RECOGNIZING the many faces of hematologic disease is complicated by the fact that these processes may arise or become most clinically evident in any tissue or organ, and site-specific structure and circumstances have the potential to ‘hide’ the diagnosis. No where is this more true than the spleen. In the era of staging splenectomies, when there was a limited repertoire of special stains and a very simple nosology for splenic neoplasms, pathologists had greater experience with the normal histology of well-preserved spleens and meeting the needs of physicians caring for the patient was a simpler task.
But that era has passed and clinical expectations have increased: disease-specific therapies require disease-specific diagnoses and the list of treatment options for patients with leukemia and lymphoma grows and grows. Simultaneously, there has been an increase not only in the number of recognizable disease categories but also in the number of immunohistochemical markers that may be used to diagnose them, which renders the job of working up the diagnostic splenectomy all the more difficult. An additional challenge is the fact that trainee and staff pathologists alike garner most of their experience with the spleen from the autolyzed remains of the organ at autopsy, and seldom see a surgical specimen unaltered by trauma, infection, steroid or other therapeutic effect. It should therefore be no surprise that we might have difficulty recognizing rare variants of hamartomatous lesions that we might struggle with the boundaries between benign, borderline, and frankly malignant vascular tumors or with the fine distinctions between primary splenic lymphoma and secondary splenic involvement by an as yet undiagnosed lymphoma from another site.

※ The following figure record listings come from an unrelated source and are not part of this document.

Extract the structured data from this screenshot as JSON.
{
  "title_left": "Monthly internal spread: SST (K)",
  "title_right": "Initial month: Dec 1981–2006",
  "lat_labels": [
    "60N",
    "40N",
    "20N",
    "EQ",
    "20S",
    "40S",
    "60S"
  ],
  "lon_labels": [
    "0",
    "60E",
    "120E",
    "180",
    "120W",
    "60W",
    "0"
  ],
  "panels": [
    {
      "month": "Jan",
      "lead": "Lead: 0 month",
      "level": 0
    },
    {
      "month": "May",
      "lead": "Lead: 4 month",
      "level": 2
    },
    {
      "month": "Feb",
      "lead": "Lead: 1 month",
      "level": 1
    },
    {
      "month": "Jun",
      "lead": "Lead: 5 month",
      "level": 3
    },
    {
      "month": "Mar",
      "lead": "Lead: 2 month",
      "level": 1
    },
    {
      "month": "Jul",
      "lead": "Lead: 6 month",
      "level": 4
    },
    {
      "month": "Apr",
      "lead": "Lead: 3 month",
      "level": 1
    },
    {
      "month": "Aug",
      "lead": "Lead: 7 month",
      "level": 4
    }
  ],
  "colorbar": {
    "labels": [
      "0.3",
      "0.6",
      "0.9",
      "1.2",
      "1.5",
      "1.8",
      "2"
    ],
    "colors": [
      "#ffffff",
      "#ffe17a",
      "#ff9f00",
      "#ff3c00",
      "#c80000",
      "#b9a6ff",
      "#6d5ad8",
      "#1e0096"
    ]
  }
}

Given that nosology is based in large part on normal counterparts, I have attempted to provide a comprehensive view of normal histology and immuno-architecture in the first section of this update, as a foundation for what comes after. Drs Jayashree Krishnan and Glauco Frizzera, John K. C. Chan, Ahmet Dogan and Peter G. Isaacson, and Jeffery L. Kutok and Christopher D. M. Fletcher, in turn, offer a fresh analysis of both the common and the challenging aspects of splenic pathology. For their superb work, I am most grateful. In putting together this issue of Seminars in Diagnostic Pathology, I am reminded of the observations of an experienced hematopathologist, who spoke recently on the hurdles we face in recognizing patterns of disease. “We see what we know, and what we are able to see is greatly influenced by our concepts, criteria and methods of practice” (B Nathwani, [Morphologic Patterns in Lymph Node Biopsies,] Tutorial for Hematopathology Miami, 2002). I hope that the reader finds the diagnostic approaches and conceptualizations of splenic disease in this update on splenic pathology informative and useful in everyday practice.